Following the introductory chapter one, where core notions from the realm of generative syntax are introduced and discussed, chapters two and three form the core of the book, presenting the details of the multi-attachment approach and its application to the problem of the relationship between movement and its PF reflex. The first two chapters constitute an ideal introduction to minimalist syntax for advanced students, as Franks not only reviews the basic notions of phrase structure and projection of arguments and adjuncts in different positions but also forcefully argues for a particular view of these processes, sometimes different from the received truth in the field. So, for instance, he argues for both subject- and direct-object raising out of their thematic positions in overt syntax in English (pp. 24–25), following work by Howard Lasnik.
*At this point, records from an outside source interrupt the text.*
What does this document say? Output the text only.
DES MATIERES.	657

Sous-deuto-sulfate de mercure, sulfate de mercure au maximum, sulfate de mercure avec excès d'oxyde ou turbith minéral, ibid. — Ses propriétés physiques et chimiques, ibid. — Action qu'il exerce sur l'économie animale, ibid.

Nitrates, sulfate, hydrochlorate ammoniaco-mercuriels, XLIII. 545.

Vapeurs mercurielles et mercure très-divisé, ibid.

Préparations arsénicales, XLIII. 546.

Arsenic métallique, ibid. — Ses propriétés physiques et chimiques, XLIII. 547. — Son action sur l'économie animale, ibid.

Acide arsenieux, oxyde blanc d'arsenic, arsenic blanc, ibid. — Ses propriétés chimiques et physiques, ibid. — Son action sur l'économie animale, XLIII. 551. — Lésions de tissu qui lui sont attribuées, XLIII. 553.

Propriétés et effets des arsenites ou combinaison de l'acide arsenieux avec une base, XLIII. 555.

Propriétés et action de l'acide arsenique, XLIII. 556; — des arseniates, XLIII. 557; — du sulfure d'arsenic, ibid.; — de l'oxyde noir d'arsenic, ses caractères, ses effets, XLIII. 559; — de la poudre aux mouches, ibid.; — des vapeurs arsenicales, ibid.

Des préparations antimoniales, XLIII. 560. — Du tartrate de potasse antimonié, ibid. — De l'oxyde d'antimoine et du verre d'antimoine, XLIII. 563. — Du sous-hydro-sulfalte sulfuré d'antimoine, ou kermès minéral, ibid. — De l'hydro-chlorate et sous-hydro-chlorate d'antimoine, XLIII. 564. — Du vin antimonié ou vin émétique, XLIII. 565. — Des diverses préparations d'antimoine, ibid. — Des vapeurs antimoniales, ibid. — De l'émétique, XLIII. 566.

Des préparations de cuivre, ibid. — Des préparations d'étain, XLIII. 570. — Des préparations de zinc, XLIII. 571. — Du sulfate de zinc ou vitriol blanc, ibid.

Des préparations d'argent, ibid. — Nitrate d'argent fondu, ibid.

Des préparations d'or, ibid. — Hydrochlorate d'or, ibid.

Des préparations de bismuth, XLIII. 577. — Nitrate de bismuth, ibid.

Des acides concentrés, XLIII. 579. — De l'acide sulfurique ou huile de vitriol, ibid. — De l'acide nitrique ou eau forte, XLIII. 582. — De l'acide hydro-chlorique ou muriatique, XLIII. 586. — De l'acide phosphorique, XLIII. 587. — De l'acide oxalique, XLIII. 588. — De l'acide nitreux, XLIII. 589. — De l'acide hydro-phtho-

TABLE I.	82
Chapter 2 is crucial for understanding Franks' theory of multi-attachment, and starting with diagram (32) on p. 50, the author carefully leads the [End Page 167] reader through the meandering ways of the conversion from the "standard" minimalist structure and terminology used in the copy theory of movement and phase theory to the novel addresses, pointers, and three basic steps in (metaphorical) movement: Agree, direct, and unconstrained probing down the structure (ex. 33, p. 51); pied-piping driven by the needs of the Spell-Out of the target of Agree (ex. 34, p. 54); and, ultimately, movement seen as multi-attachment (ex. 35, p. 55). One of the key differences between Franks' multi-attachment and the standard copy theory is that movement as such, that is Step III, does not target intermediate positions. So this step takes the goal right to its final destination. The key element in detecting trouble on the way is Step II, surveying every category identical to that of the target (C), and checking for compatible/conflicting features. Should the features conflict, the search under Step I terminates, as diagrams (38) and (54) in the text illustrate for appropriate examples. Wh-islands, and other Minimal Link Condition effects, I gather, show exactly the conflicting features on the relevant probing heads. Franks sets off to explore attributes of "copy theory" movement through intermediate positions that show certain idiosyncratic and less welcome properties. For instance, he amply borrows from the theory of linearization in Nunes (2004) to argue that wh-copying in movement in certain German dialects shows that it is not the full copy of the moved wh-phrase that is involved here but a C-head which bears wh-features. The gist of the theory of wh-movement is concisely presented in (50–52) on p. 64:
a. Step I: [+Q] is freely linked with any [uQ].